La mauvaise presse autour des opioïdes a entraîné une réticence à prescrire les médicaments, même pour les patients souffrant de douleur chronique, comme moi

J’ai eu de la difficulté à obtenir une ordonnance de morphine lorsque je suis allé à mon centre médical il y a quelque temps. Mon médecin généraliste habituel n’était pas disponible et le jeune collègue que j’ai vu était réticent à prescrire l’analgésique. Il a dit qu’il se sentait mal à l’aise de le faire.

Cela m’a laissé frustré et en colère. J’ai un cancer de la prostate au stade quatre. Mes os sont criblés de dizaines de tumeurs secondaires, donc le cancer est à la fois douloureux et terminal. Et je suis à court de traitements pour contrôler la maladie. Je ne pense pas que je vivrai une autre année.

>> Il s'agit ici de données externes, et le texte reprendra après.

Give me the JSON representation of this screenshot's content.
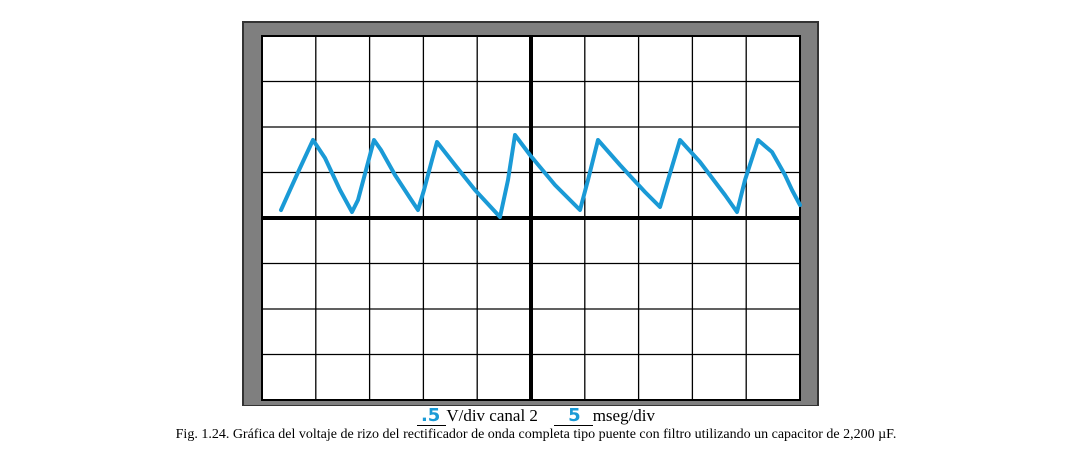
{
  "scope_labels": {
    "volts_value": ".5",
    "volts_unit": "V/div canal 2",
    "time_value": "5",
    "time_unit": "mseg/div"
  },
  "caption": "Fig. 1.24. Gráfica del voltaje de rizo del rectificador de onda completa tipo puente con filtro utilizando un capacitor de 2,200 µF."
}
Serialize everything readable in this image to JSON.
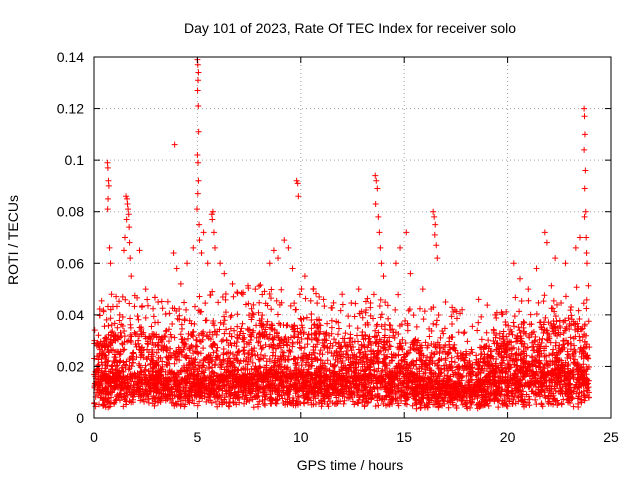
{
  "chart_data": {
    "type": "scatter",
    "title": "Day 101 of 2023, Rate Of TEC Index for receiver solo",
    "xlabel": "GPS time / hours",
    "ylabel": "ROTI / TECUs",
    "xlim": [
      0,
      25
    ],
    "ylim": [
      0,
      0.14
    ],
    "xticks": [
      0,
      5,
      10,
      15,
      20,
      25
    ],
    "xtick_labels": [
      "0",
      "5",
      "10",
      "15",
      "20",
      "25"
    ],
    "yticks": [
      0,
      0.02,
      0.04,
      0.06,
      0.08,
      0.1,
      0.12,
      0.14
    ],
    "ytick_labels": [
      "0",
      "0.02",
      "0.04",
      "0.06",
      "0.08",
      "0.1",
      "0.12",
      "0.14"
    ],
    "grid": true,
    "marker": "plus",
    "color": "#ff0000",
    "bulk_envelope": {
      "x": [
        0,
        2,
        4,
        6,
        8,
        10,
        12,
        14,
        16,
        18,
        20,
        22,
        24
      ],
      "y_min": [
        0.004,
        0.004,
        0.004,
        0.004,
        0.004,
        0.004,
        0.004,
        0.004,
        0.003,
        0.003,
        0.004,
        0.004,
        0.004
      ],
      "y_median": [
        0.016,
        0.016,
        0.015,
        0.016,
        0.017,
        0.017,
        0.016,
        0.017,
        0.015,
        0.013,
        0.016,
        0.018,
        0.018
      ],
      "y_dense_top": [
        0.03,
        0.033,
        0.03,
        0.034,
        0.036,
        0.036,
        0.03,
        0.034,
        0.03,
        0.026,
        0.03,
        0.036,
        0.037
      ]
    },
    "points": [
      {
        "x": 0.65,
        "y": 0.099
      },
      {
        "x": 0.67,
        "y": 0.097
      },
      {
        "x": 0.7,
        "y": 0.092
      },
      {
        "x": 0.72,
        "y": 0.09
      },
      {
        "x": 0.68,
        "y": 0.085
      },
      {
        "x": 0.66,
        "y": 0.081
      },
      {
        "x": 0.75,
        "y": 0.066
      },
      {
        "x": 0.8,
        "y": 0.06
      },
      {
        "x": 0.85,
        "y": 0.048
      },
      {
        "x": 1.55,
        "y": 0.086
      },
      {
        "x": 1.6,
        "y": 0.085
      },
      {
        "x": 1.62,
        "y": 0.083
      },
      {
        "x": 1.65,
        "y": 0.081
      },
      {
        "x": 1.68,
        "y": 0.079
      },
      {
        "x": 1.58,
        "y": 0.077
      },
      {
        "x": 1.7,
        "y": 0.074
      },
      {
        "x": 1.5,
        "y": 0.07
      },
      {
        "x": 1.72,
        "y": 0.068
      },
      {
        "x": 1.45,
        "y": 0.065
      },
      {
        "x": 1.75,
        "y": 0.062
      },
      {
        "x": 1.8,
        "y": 0.055
      },
      {
        "x": 2.2,
        "y": 0.065
      },
      {
        "x": 2.5,
        "y": 0.05
      },
      {
        "x": 3.1,
        "y": 0.045
      },
      {
        "x": 3.9,
        "y": 0.106
      },
      {
        "x": 3.85,
        "y": 0.064
      },
      {
        "x": 4.0,
        "y": 0.058
      },
      {
        "x": 4.2,
        "y": 0.052
      },
      {
        "x": 4.5,
        "y": 0.06
      },
      {
        "x": 4.8,
        "y": 0.066
      },
      {
        "x": 5.0,
        "y": 0.139
      },
      {
        "x": 5.02,
        "y": 0.137
      },
      {
        "x": 5.05,
        "y": 0.134
      },
      {
        "x": 5.03,
        "y": 0.131
      },
      {
        "x": 5.01,
        "y": 0.127
      },
      {
        "x": 5.04,
        "y": 0.121
      },
      {
        "x": 5.06,
        "y": 0.111
      },
      {
        "x": 5.0,
        "y": 0.102
      },
      {
        "x": 5.03,
        "y": 0.099
      },
      {
        "x": 5.05,
        "y": 0.092
      },
      {
        "x": 5.02,
        "y": 0.087
      },
      {
        "x": 4.98,
        "y": 0.081
      },
      {
        "x": 5.08,
        "y": 0.075
      },
      {
        "x": 5.1,
        "y": 0.069
      },
      {
        "x": 5.2,
        "y": 0.064
      },
      {
        "x": 5.3,
        "y": 0.072
      },
      {
        "x": 5.5,
        "y": 0.06
      },
      {
        "x": 5.7,
        "y": 0.079
      },
      {
        "x": 5.75,
        "y": 0.08
      },
      {
        "x": 5.72,
        "y": 0.077
      },
      {
        "x": 5.8,
        "y": 0.072
      },
      {
        "x": 5.85,
        "y": 0.066
      },
      {
        "x": 6.1,
        "y": 0.06
      },
      {
        "x": 6.3,
        "y": 0.056
      },
      {
        "x": 6.7,
        "y": 0.052
      },
      {
        "x": 7.2,
        "y": 0.048
      },
      {
        "x": 7.8,
        "y": 0.05
      },
      {
        "x": 8.5,
        "y": 0.06
      },
      {
        "x": 8.7,
        "y": 0.065
      },
      {
        "x": 8.9,
        "y": 0.062
      },
      {
        "x": 9.2,
        "y": 0.069
      },
      {
        "x": 9.4,
        "y": 0.066
      },
      {
        "x": 9.6,
        "y": 0.058
      },
      {
        "x": 9.8,
        "y": 0.092
      },
      {
        "x": 9.85,
        "y": 0.091
      },
      {
        "x": 9.88,
        "y": 0.086
      },
      {
        "x": 10.2,
        "y": 0.055
      },
      {
        "x": 10.6,
        "y": 0.05
      },
      {
        "x": 11.1,
        "y": 0.046
      },
      {
        "x": 12.0,
        "y": 0.048
      },
      {
        "x": 12.8,
        "y": 0.05
      },
      {
        "x": 13.6,
        "y": 0.094
      },
      {
        "x": 13.65,
        "y": 0.092
      },
      {
        "x": 13.7,
        "y": 0.089
      },
      {
        "x": 13.62,
        "y": 0.083
      },
      {
        "x": 13.75,
        "y": 0.078
      },
      {
        "x": 13.8,
        "y": 0.072
      },
      {
        "x": 13.85,
        "y": 0.066
      },
      {
        "x": 13.9,
        "y": 0.06
      },
      {
        "x": 14.0,
        "y": 0.055
      },
      {
        "x": 14.6,
        "y": 0.06
      },
      {
        "x": 14.8,
        "y": 0.066
      },
      {
        "x": 15.1,
        "y": 0.072
      },
      {
        "x": 15.3,
        "y": 0.056
      },
      {
        "x": 15.9,
        "y": 0.05
      },
      {
        "x": 16.4,
        "y": 0.08
      },
      {
        "x": 16.45,
        "y": 0.078
      },
      {
        "x": 16.5,
        "y": 0.075
      },
      {
        "x": 16.48,
        "y": 0.071
      },
      {
        "x": 16.55,
        "y": 0.067
      },
      {
        "x": 16.6,
        "y": 0.062
      },
      {
        "x": 17.0,
        "y": 0.045
      },
      {
        "x": 17.8,
        "y": 0.042
      },
      {
        "x": 18.6,
        "y": 0.046
      },
      {
        "x": 19.4,
        "y": 0.04
      },
      {
        "x": 20.3,
        "y": 0.06
      },
      {
        "x": 20.6,
        "y": 0.054
      },
      {
        "x": 21.0,
        "y": 0.05
      },
      {
        "x": 21.4,
        "y": 0.058
      },
      {
        "x": 21.8,
        "y": 0.072
      },
      {
        "x": 21.9,
        "y": 0.068
      },
      {
        "x": 22.3,
        "y": 0.062
      },
      {
        "x": 22.8,
        "y": 0.06
      },
      {
        "x": 23.3,
        "y": 0.066
      },
      {
        "x": 23.5,
        "y": 0.07
      },
      {
        "x": 23.7,
        "y": 0.12
      },
      {
        "x": 23.72,
        "y": 0.117
      },
      {
        "x": 23.74,
        "y": 0.11
      },
      {
        "x": 23.7,
        "y": 0.104
      },
      {
        "x": 23.76,
        "y": 0.096
      },
      {
        "x": 23.73,
        "y": 0.089
      },
      {
        "x": 23.78,
        "y": 0.08
      },
      {
        "x": 23.72,
        "y": 0.078
      },
      {
        "x": 23.8,
        "y": 0.07
      },
      {
        "x": 23.82,
        "y": 0.064
      },
      {
        "x": 23.84,
        "y": 0.06
      }
    ]
  }
}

Les opiacés peuvent être dangereux, mais ils peuvent aussi offrir un soulagement essentiel.Crédit: PA

Le jeune médecin généraliste m’a suggéré de voir un de ses collègues seniors qui pourrait se sentir plus à l’aise pour prescrire des opioïdes, mais je ne voulais pas une autre longue attente ou une deuxième consultation. J’ai précisé que j’étais sous morphine depuis plusieurs mois et que les détails de la progression de mon cancer figuraient dans mon dossier médical. J’ai également souligné qu’une personne atteinte d’un cancer en phase terminale ne devrait pas avoir à se rendre chez le médecin avant d’avoir trouvé un médecin généraliste prêt à prescrire son traitement habituel de gestion de la douleur.

Malgré mon agacement, je comprenais la réticence du pauvre type. J’ai déjà rencontré des sentiments similaires. Mon médecin généraliste habituel – un praticien charmant et attentionné – semblait souvent anxieux lorsqu’il rédigeait des ordonnances de morphine pour moi jusqu’à ce que j’obtienne un avis de mon oncologue approuvant ma consommation d’opioïdes.

De nos jours, des médicaments comme la morphine ont mauvaise presse. La dépendance aux opioïdes est un problème croissant, piégeant un nombre croissant d’Australiens et leur volant souvent la vie. Dans le passé, les opioïdes étaient prescrits trop facilement pour certaines formes de douleur chronique non cancéreuse, et les autorités médicales ont tenté de s’attaquer au problème. Malheureusement, ils semblent l’avoir fait de manière brutale.

John O'Brien est enseignant au primaire à temps partiel, écrivain pour enfants et atteint du cancer.

John O’Brien est enseignant au primaire à temps partiel, écrivain pour enfants et atteint du cancer.

En 2018, tdes milliers de médecins généralistes ont reçu des lettres du médecin-chef du ministère de la Santésoulignant qu’ils prescrivaient trop d’opioïdes – même si bon nombre de ces médecins généralistes avaient peut-être eu un grand nombre de patients atteints de cancer ou sous soins palliatifs. Le Royal Australian College of General Practitioners a mis en garde que « la lettre risquait de cibler injustement des médecins qui avaient des raisons légitimes de prescrire des opioïdes ». Et mes expériences récentes indiqueraient que certains médecins sont maintenant inquiets. Il semble que nous ayons diabolisé les médicaments, qui sont devenus de plus en plus difficiles à obtenir.

Pour les patients atteints d’un cancer en phase terminale comme moi, cependant, la morphine est un médicament merveilleux. Je prends de la morphine à libération prolongée deux fois par jour et je continuerai à le faire jusqu’à ma mort. Cela ne tue pas complètement la douleur de mes métastases osseuses, mais cela l’atténue comme rien d’autre. Sans cela, je serais secoué de douleur. Avec lui, je peux enseigner à temps partiel, écrire des histoires courtes pour les enfants, faire des promenades, profiter de voir ma famille et mes amis et même faire des discours d’indignation. Bref, la morphine me donne une qualité de vie pendant ma dernière année sur Terre. Cela rend ma vie digne d’être vécue.

Nous devrions travailler dur pour réduire la dépendance aux opioïdes en Australie, mais nous devons éviter de mettre les personnes atteintes de cancer en danger ce faisant. Peut-être devrions-nous jeter un regard prudent sur l’Amérique, où la réaction à une épidémie d’opioïdes a les patients atteints de cancer ont parfois du mal à obtenir les analgésiques dont ils ont besoin. Nous pouvons certainement réduire le nombre de décès dus à une surdose d’opioïdes sans rendre la vie difficile à ceux dont le corps est criblé de cancer. Personne qui meurt de la maladie ne devrait avoir à lutter pour obtenir un soulagement adéquat de la douleur. Et aucun médecin généraliste ne devrait être anxieux à l’idée de prescrire des opioïdes à des patients atteints d’un cancer avancé.